There are many termsvocabularySpecial areas of。
Domain specific texts (such as financial and medical texts) contain many specific words or domain experts, understandable words, abbreviations, etc., which makes the existing pre training word vector difficult to use.
Most of the existing shallow and deep learning models have been used for text classification, including ensemble methods. Bert learned a language representation that can be used to fine tune many NLP tasks. The main methods are to increase data, improve computing power and design training programs to obtain better results. It is worth studying how to trade-off between data and computing resources and prediction performance.
Performance evaluation level:
The shallow model and deep model can achieve good performance in most text classification tasks, but the anti-interference ability of the results needs to be improved. How to interpret the depth model is also a technical challenge.
Semantic robustness of the model.
In recent years, researchers have designed many models to enhance the accuracy of text classification models.
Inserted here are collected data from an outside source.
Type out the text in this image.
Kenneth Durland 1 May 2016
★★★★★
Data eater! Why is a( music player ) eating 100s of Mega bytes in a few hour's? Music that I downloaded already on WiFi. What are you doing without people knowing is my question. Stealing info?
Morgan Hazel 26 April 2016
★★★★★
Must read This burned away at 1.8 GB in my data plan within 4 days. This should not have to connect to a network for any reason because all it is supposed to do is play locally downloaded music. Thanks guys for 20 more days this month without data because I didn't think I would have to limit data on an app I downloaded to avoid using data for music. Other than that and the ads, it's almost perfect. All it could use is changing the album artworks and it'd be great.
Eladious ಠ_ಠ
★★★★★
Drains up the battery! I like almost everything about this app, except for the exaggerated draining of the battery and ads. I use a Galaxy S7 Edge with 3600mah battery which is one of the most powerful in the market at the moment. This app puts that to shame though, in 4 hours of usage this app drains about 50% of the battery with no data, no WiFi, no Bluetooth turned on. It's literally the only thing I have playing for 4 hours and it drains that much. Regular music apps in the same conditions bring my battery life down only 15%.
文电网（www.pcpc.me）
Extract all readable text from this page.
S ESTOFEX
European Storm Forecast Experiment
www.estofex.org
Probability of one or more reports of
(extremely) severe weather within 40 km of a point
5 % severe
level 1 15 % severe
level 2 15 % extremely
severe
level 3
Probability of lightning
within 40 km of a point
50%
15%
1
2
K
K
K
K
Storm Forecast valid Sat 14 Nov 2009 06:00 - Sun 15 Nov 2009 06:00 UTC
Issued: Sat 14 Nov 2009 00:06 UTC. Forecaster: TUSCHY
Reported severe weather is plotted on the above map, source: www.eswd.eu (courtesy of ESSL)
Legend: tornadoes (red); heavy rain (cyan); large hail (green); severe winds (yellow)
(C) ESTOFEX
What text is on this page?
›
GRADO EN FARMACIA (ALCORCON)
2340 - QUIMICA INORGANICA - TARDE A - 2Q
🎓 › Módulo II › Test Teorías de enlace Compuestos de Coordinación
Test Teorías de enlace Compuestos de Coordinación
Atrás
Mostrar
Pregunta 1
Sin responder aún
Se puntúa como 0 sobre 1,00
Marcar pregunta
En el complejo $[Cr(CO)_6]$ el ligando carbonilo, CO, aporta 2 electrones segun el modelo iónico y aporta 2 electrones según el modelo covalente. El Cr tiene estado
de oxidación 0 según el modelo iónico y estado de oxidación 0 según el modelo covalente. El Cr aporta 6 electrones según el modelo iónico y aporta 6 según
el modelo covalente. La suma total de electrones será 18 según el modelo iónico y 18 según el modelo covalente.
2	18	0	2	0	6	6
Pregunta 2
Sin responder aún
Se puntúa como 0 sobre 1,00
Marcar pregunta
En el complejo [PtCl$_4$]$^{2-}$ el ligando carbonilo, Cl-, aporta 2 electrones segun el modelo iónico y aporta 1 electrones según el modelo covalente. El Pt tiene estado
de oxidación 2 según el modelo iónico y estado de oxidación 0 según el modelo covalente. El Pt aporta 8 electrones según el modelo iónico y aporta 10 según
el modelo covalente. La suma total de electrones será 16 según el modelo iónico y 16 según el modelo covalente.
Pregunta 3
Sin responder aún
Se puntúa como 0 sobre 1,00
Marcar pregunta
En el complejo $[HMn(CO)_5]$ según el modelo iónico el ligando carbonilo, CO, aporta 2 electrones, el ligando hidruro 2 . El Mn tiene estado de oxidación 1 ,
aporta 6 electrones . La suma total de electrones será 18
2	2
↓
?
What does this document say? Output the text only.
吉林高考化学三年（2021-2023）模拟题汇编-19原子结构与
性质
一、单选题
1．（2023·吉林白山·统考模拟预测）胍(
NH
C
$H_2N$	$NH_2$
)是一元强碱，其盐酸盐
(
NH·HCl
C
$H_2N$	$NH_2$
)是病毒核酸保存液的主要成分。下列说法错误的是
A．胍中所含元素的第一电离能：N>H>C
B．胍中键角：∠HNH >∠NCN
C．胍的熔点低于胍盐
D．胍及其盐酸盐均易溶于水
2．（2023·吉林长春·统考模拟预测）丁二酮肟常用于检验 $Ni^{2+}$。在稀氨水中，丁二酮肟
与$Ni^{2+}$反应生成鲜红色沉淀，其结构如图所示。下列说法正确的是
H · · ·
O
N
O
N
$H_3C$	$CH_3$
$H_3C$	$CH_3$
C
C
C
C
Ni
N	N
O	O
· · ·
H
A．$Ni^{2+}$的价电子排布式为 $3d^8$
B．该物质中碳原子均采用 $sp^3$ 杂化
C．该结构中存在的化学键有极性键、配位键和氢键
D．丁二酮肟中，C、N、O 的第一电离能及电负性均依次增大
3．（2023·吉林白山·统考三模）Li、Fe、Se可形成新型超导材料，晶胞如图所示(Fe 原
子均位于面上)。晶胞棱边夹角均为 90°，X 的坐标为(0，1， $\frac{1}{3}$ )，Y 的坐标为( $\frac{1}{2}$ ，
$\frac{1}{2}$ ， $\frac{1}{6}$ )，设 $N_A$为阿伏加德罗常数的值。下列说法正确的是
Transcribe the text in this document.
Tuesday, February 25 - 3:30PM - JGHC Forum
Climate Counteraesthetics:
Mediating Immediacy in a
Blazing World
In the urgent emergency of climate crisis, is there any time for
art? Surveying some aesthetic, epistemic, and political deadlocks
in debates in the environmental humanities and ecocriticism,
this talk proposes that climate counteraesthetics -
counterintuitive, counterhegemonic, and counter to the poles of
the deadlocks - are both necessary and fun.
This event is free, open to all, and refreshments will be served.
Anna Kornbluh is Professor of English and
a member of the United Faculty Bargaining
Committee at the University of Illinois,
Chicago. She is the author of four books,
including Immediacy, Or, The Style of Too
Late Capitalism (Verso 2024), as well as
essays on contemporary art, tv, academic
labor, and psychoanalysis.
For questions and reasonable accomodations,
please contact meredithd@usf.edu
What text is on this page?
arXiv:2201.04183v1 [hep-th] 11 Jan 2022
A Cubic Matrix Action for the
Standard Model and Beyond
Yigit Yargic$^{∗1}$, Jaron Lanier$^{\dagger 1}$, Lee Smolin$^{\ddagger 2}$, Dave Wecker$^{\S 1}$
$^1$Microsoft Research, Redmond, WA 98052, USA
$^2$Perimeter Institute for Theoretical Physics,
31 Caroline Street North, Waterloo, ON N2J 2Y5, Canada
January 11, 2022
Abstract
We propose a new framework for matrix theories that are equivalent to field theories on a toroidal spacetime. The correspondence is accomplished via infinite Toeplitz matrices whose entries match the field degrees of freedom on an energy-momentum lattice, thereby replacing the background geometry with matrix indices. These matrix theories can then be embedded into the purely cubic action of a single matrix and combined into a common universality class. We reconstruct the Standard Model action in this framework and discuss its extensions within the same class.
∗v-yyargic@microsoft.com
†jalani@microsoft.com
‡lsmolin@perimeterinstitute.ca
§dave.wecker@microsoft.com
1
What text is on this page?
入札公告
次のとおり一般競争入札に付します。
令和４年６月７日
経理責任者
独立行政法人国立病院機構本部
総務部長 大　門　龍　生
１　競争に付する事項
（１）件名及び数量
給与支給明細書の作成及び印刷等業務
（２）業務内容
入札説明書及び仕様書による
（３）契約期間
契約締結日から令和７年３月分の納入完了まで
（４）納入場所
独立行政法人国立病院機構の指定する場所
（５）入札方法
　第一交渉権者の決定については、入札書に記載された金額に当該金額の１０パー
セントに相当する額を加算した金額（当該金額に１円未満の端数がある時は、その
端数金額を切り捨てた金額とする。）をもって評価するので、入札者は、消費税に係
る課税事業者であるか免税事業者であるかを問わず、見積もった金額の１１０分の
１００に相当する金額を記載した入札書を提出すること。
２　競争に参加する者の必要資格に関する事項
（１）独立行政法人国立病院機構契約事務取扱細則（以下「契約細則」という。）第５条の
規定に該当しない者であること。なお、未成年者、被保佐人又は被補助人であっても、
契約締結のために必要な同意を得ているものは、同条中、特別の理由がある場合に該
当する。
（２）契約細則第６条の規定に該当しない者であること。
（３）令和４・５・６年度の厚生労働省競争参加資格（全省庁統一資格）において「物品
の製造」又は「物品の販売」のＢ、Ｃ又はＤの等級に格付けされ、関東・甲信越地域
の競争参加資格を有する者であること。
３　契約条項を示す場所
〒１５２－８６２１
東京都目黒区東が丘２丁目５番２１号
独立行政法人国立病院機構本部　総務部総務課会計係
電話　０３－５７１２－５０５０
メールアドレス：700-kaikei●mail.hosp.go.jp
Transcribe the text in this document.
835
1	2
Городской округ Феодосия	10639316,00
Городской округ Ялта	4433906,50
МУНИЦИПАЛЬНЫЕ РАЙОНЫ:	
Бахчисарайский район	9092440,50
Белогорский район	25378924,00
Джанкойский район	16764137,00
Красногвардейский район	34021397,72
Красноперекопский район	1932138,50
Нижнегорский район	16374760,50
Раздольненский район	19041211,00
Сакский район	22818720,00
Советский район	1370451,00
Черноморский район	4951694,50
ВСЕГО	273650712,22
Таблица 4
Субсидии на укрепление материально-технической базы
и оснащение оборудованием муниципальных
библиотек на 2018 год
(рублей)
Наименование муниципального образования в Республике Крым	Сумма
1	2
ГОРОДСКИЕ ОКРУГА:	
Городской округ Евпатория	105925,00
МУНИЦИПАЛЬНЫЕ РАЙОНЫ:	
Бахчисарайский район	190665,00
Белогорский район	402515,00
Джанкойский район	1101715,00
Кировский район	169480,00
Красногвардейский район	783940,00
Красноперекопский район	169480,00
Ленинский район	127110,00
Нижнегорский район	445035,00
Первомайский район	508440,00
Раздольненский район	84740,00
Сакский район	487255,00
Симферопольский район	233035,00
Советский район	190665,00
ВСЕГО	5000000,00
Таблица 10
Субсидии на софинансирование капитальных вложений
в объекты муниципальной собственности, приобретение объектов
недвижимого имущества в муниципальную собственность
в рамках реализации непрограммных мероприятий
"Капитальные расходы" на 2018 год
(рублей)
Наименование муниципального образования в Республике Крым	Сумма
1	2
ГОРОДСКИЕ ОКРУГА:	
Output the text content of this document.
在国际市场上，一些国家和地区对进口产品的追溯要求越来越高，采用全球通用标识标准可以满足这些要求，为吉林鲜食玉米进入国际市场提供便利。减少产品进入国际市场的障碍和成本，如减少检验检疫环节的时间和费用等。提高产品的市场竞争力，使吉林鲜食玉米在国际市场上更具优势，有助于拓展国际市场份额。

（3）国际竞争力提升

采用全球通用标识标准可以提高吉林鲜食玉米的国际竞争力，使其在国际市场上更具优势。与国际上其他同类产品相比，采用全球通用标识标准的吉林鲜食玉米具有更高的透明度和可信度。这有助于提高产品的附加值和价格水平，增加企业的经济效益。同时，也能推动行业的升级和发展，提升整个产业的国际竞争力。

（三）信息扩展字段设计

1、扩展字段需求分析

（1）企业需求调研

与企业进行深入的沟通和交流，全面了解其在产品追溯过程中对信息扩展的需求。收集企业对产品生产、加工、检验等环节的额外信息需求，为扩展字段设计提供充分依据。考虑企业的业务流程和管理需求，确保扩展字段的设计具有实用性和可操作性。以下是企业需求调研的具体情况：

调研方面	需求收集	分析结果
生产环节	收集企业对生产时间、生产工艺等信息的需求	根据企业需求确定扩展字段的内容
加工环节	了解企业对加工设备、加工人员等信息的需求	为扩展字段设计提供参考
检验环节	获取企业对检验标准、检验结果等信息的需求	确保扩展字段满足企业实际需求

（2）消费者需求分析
However, if there are some antagonistic samples in the dataset, the performance of the model will be greatly reduced. Therefore, how to improve the robustness of the model is a hot topic and challenge.
The interpretability of the model.
DNN has unique advantages in feature extraction and semantic mining, and has completed excellent text classification tasks. However, deep learning is a black box model, the training process is difficult to reproduce, and the implicit semantics and output are poorly interpretable. It improves and optimizes the model and loses the clear criterion. In addition, we cannot explain exactly why the model can improve performance.